Coast2Coast wrote:
I think it's because underdogs are covering at a 60% rate and many dogs have won outright. Most recreational bettors bet mostly favorites. Most media people pick mostly favorites to win games. So when dogs cover at a decent rate, you hear the bettors and media people who are having losing years complain how hard it is to pick winners.
You aren't hearing professional gamblers say this. Most are having pretty solid years because most pros play mostly underdogs. And dogs are covering in the NFL at a 60% rate through five weeks.

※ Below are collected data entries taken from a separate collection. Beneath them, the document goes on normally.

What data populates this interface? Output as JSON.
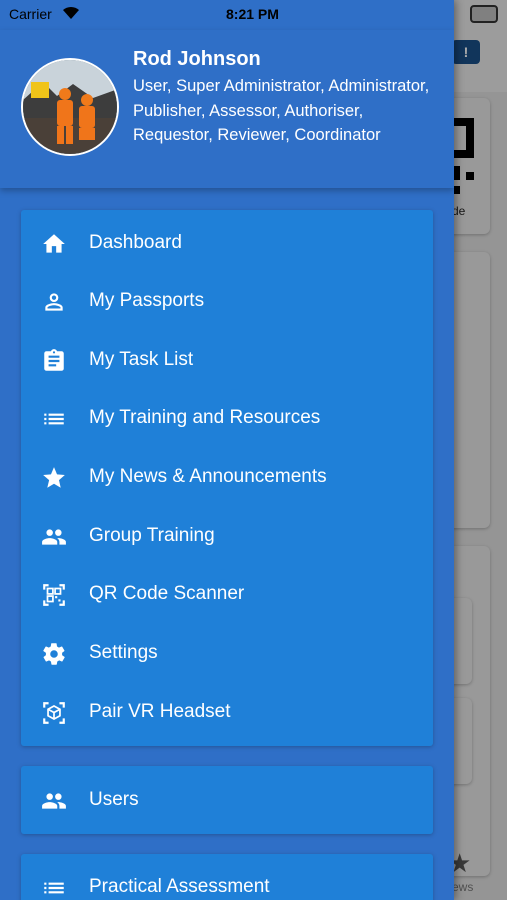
{
  "status_bar": {
    "carrier": "Carrier",
    "time": "8:21 PM"
  },
  "background": {
    "badge": "!",
    "qr_label": "de",
    "tab_label": "ews"
  },
  "profile": {
    "name": "Rod Johnson",
    "roles": "User, Super Administrator, Administrator, Publisher, Assessor, Authoriser, Requestor, Reviewer, Coordinator"
  },
  "menu": {
    "main": [
      {
        "label": "Dashboard",
        "icon": "home-icon"
      },
      {
        "label": "My Passports",
        "icon": "person-icon"
      },
      {
        "label": "My Task List",
        "icon": "clipboard-icon"
      },
      {
        "label": "My Training and Resources",
        "icon": "list-icon"
      },
      {
        "label": "My News & Announcements",
        "icon": "star-icon"
      },
      {
        "label": "Group Training",
        "icon": "group-icon"
      },
      {
        "label": "QR Code Scanner",
        "icon": "qr-scan-icon"
      },
      {
        "label": "Settings",
        "icon": "gear-icon"
      },
      {
        "label": "Pair VR Headset",
        "icon": "vr-headset-icon"
      }
    ],
    "admin": [
      {
        "label": "Users",
        "icon": "group-icon"
      }
    ],
    "assessment": [
      {
        "label": "Practical Assessment",
        "icon": "list-icon"
      }
    ]
  },
  "colors": {
    "drawer_bg": "#2f6fc7",
    "card_bg": "#1f80d8",
    "text": "#ffffff"
  }
}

NFL covers against closing line
Week 1: 9 Favorites,6 Dogs, 1 Push
Week 2: 6F, 10D
Week 3: 5F, 10D
Week 4: 4F, 9D
Week 5: 5F, 9D
Season to date: 29 Favorites, 44 Dogs, 1 Push
Dogs covering at 60.3%
This actually is a lot like many years in the 70s, 80s and 90s, when dogs typically covered at a higher rate (53-55% vs. 45-47 for favorites). In those years, the pros did well and the public got killed. We haven't had a year like this with such a high rate of dog covers in more than a decade or so, so the bettors and media people with short memories or who didn't bet a decade or more ago don't have the historical reference. To the contrary, there have been a few years in the last ten in which favorites covered at a very high rate and most years the spread between favorites and dogs was close. So perhaps bettors got to thinking the NFL was a 50/50 sport to beat because favorites were covering a slight majority of games. Long-term (over several decades) it has not been that way. Some gamblers maybe don't have the historical reference to know that or have forgotten because there has not been a strong dog year like this in a decade or more.
So then the question is, why are there more dog covers this year? I don't think it's "parity" per se. But I'd need a lot more data than I have to support my hypothesis -- that there is greater variance in performance from week to week than there used to be in the league. As someone who keeps power ratings on teams, this has been an interesting year for variance in week-to-week power ratings. Teams will play to a certain number one week and then play way above it or below it the next. Is that "parity" or is it that athletes and teams are much more uneven in their performance from week to week than in previous years?
As a note here, I do not expect dogs to continue to cover at a 60% rate for the rest of the season. 56% one way or the other for an entire season is rare, so I expect as numbers get sharper, we will see the dog cover rate move back down.
Thanks Coast! Excellent explanation.